Район, прилегавший к Шардоннэ и расположенный лишь чуть-чуть южнее Бельвиля, был одним из наименее парижских среди типичных предместий великого города, и его жители могли быть африканцами, испанцами или выходцами с Антильских островов с таким же успехом, как и французами. Впрочем, еще до начала недавнего прилива иммигрантов, буржуа относились к обитателям этого места с презрением. Именно здесь, как было замечено, обычно начинали объединяться бедняки и преступники, отсюда начались выступления мятежников Парижской коммуны, которые, воспользовавшись падением Второй Империи, обрели себе всенародную поддержку по всей Франции. Место обитания разочарованных и отверженных. Главной достопримечательностью двадцатого аррондисмана было кладбище Пер-Лашез, сорок четыре гектара сада, выросшего над бесчисленным множеством могил. Начиная с девятнадцатого столетия парижане, которым никогда не пришло бы в голову даже посетить этот район, не говоря уже о том, чтобы жить в нем, соглашались с тем, чтобы их тела оставались там для вечного упокоения.

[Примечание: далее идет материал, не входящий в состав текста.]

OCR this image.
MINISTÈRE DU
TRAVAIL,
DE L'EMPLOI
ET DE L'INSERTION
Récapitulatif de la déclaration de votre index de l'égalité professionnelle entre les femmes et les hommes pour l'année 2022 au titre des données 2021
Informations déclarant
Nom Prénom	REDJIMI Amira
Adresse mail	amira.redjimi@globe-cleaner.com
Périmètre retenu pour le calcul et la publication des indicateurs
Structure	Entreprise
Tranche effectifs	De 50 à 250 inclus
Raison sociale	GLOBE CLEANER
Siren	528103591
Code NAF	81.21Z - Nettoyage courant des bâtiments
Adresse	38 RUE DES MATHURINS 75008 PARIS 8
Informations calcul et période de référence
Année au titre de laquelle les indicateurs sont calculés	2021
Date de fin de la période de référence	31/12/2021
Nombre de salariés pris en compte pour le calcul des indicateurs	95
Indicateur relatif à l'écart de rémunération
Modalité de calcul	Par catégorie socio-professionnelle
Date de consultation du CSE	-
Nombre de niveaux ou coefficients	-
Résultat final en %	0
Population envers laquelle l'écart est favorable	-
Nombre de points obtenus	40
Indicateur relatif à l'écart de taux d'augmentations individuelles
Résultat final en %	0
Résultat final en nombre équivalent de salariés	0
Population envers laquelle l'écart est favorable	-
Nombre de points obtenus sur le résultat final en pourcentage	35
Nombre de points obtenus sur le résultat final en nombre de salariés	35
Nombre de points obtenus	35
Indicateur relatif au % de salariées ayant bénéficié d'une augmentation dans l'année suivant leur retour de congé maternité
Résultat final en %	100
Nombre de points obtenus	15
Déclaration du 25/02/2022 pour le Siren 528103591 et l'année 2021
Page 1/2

Анна и Бен, одетые в небрежном стиле американских туристов, окунулись в своеобразную обстановку района; они обоняли запах жарившихся на лотках фалафелей[70], слушали дерганые ритмы североафриканской поп-музыки, звучавшей из раскрытых окон, и крики уличных торговцев, сбывавших носки без пальцев и истрепанные экземпляры «Пари матч». На улицах толпились люди с кожей самого разнообразного цвета, говорившие со всевозможными акцентами. Попадались молодые художники с проколотыми в самых разных местах телами – они, несомненно, считали себя законными преемниками Марселя Дюшама[71]. Мельтешили иммигранты из Магриба, надеющиеся заработать, чтобы послать немного денег своим родственникам в Тунис или Алжир. Из какого-то закоулка донесся густой и резкий запах гашиша.

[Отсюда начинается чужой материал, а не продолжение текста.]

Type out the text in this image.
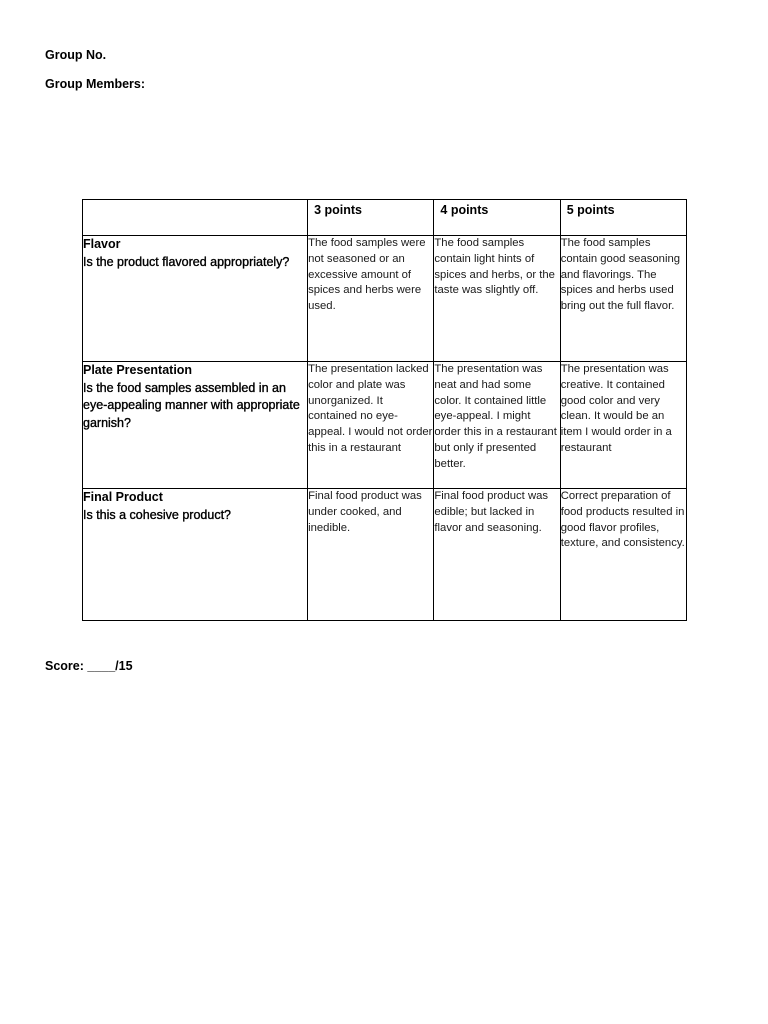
Group No.
Group Members:

	3 points	4 points	5 points

Flavor
Is the product flavored appropriately?	The food samples were not seasoned or an excessive amount of spices and herbs were used.	The food samples contain light hints of spices and herbs, or the taste was slightly off.	The food samples contain good seasoning and flavorings. The spices and herbs used bring out the full flavor.

Plate Presentation
Is the food samples assembled in an eye-appealing manner with appropriate garnish?	The presentation lacked color and plate was unorganized. It contained no eye-appeal. I would not order this in a restaurant	The presentation was neat and had some color. It contained little eye-appeal. I might order this in a restaurant but only if presented better.	The presentation was creative. It contained good color and very clean. It would be an item I would order in a restaurant

Final Product
Is this a cohesive product?	Final food product was under cooked, and inedible.	Final food product was edible; but lacked in flavor and seasoning.	Correct preparation of food products resulted in good flavor profiles, texture, and consistency.
Score: ____/15
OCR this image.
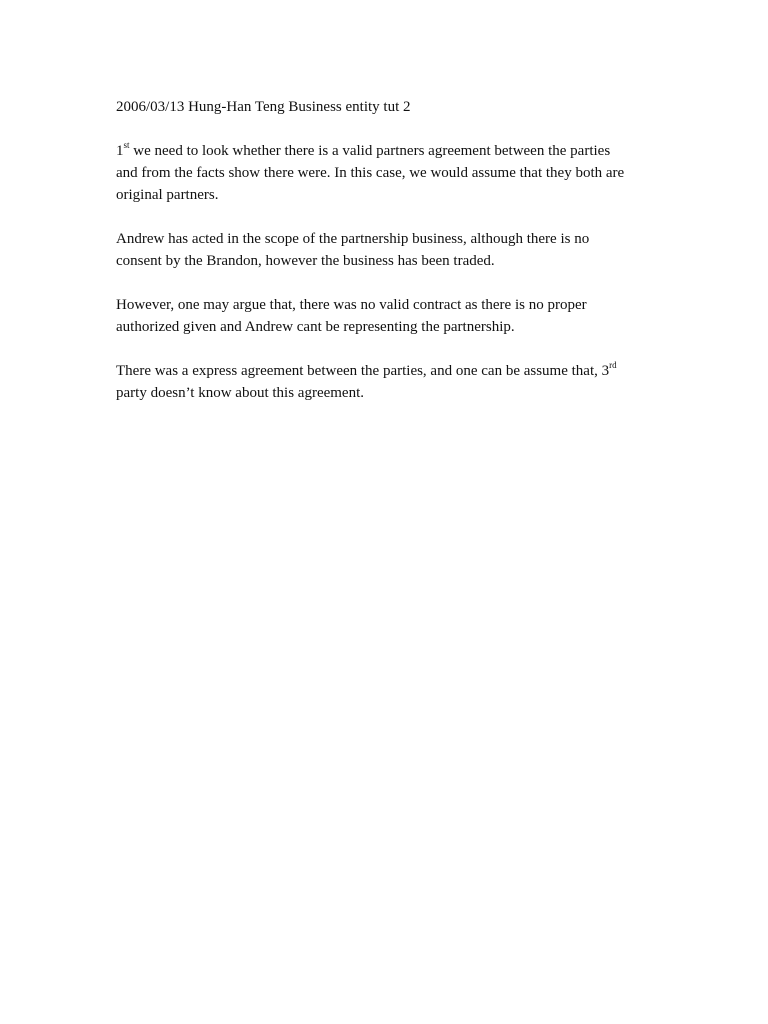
2006/03/13 Hung-Han Teng Business entity tut 2

1st we need to look whether there is a valid partners agreement between the parties

and from the facts show there were. In this case, we would assume that they both are

original partners.

Andrew has acted in the scope of the partnership business, although there is no

consent by the Brandon, however the business has been traded.

However, one may argue that, there was no valid contract as there is no proper

authorized given and Andrew cant be representing the partnership.

There was a express agreement between the parties, and one can be assume that, 3rd

party doesn’t know about this agreement.
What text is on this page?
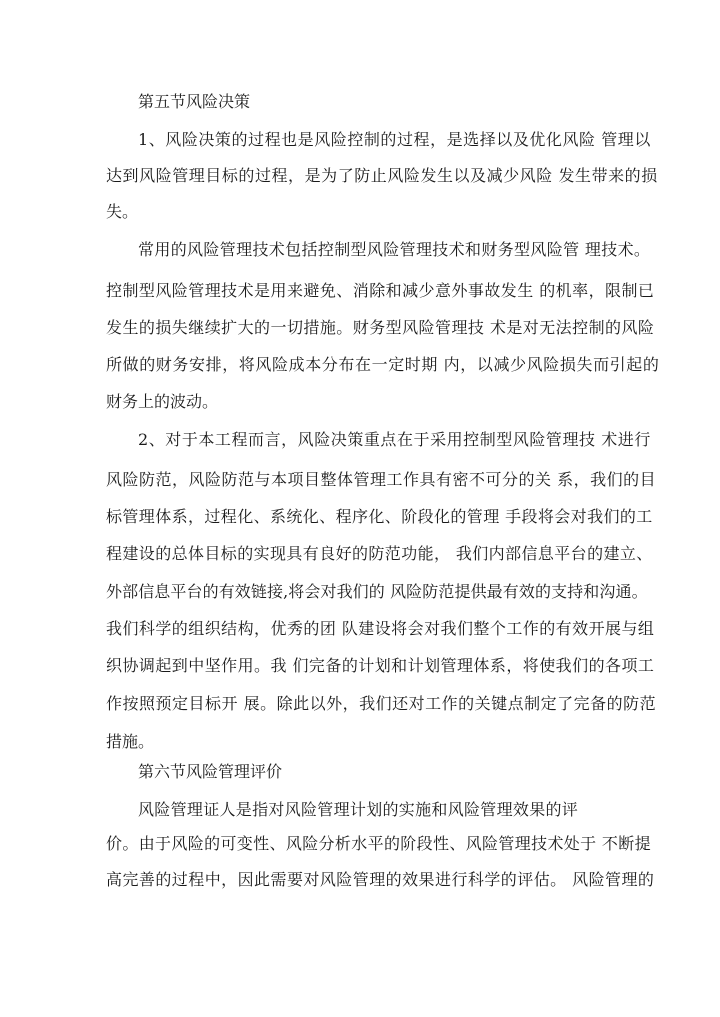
第五节风险决策
1、风险决策的过程也是风险控制的过程，是选择以及优化风险 管理以
达到风险管理目标的过程，是为了防止风险发生以及减少风险 发生带来的损
失。
常用的风险管理技术包括控制型风险管理技术和财务型风险管 理技术。
控制型风险管理技术是用来避免、消除和减少意外事故发生 的机率，限制已
发生的损失继续扩大的一切措施。财务型风险管理技 术是对无法控制的风险
所做的财务安排，将风险成本分布在一定时期 内，以减少风险损失而引起的
财务上的波动。
2、对于本工程而言，风险决策重点在于采用控制型风险管理技 术进行
风险防范，风险防范与本项目整体管理工作具有密不可分的关 系，我们的目
标管理体系，过程化、系统化、程序化、阶段化的管理 手段将会对我们的工
程建设的总体目标的实现具有良好的防范功能， 我们内部信息平台的建立、
外部信息平台的有效链接,将会对我们的 风险防范提供最有效的支持和沟通。
我们科学的组织结构，优秀的团 队建设将会对我们整个工作的有效开展与组
织协调起到中坚作用。我 们完备的计划和计划管理体系，将使我们的各项工
作按照预定目标开 展。除此以外，我们还对工作的关键点制定了完备的防范
措施。
第六节风险管理评价
风险管理证人是指对风险管理计划的实施和风险管理效果的评
价。由于风险的可变性、风险分析水平的阶段性、风险管理技术处于 不断提
高完善的过程中，因此需要对风险管理的效果进行科学的评估。 风险管理的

– Трудно представить себе, чтобы босс всемирно известной корпорации решил доживать свои годы в таком окружении, – заметила Анна. – Неужели на Лазурном берегу уже негде построить виллу?

– На самом деле это почти идеальное место, – задумчиво ответил Бен. – Если вы всерьез решили исчезнуть, то ничего лучшего просто не найти. Никто никого не знает, никто не хочет никого замечать. Если по каким-то причинам вы решили остаться в городе, это самое суматошное место, какое вы только сможете найти, где нет, пожалуй, никого, кроме чужаков, свежеприбывших иммигрантов, художников и различного рода чудаков. – Бен знал этот город гораздо лучше, чем Анна, и это в значительной степени вернуло ему уверенность в себе.

Анна кивнула.

– Многолюдность как гарантия безопасности.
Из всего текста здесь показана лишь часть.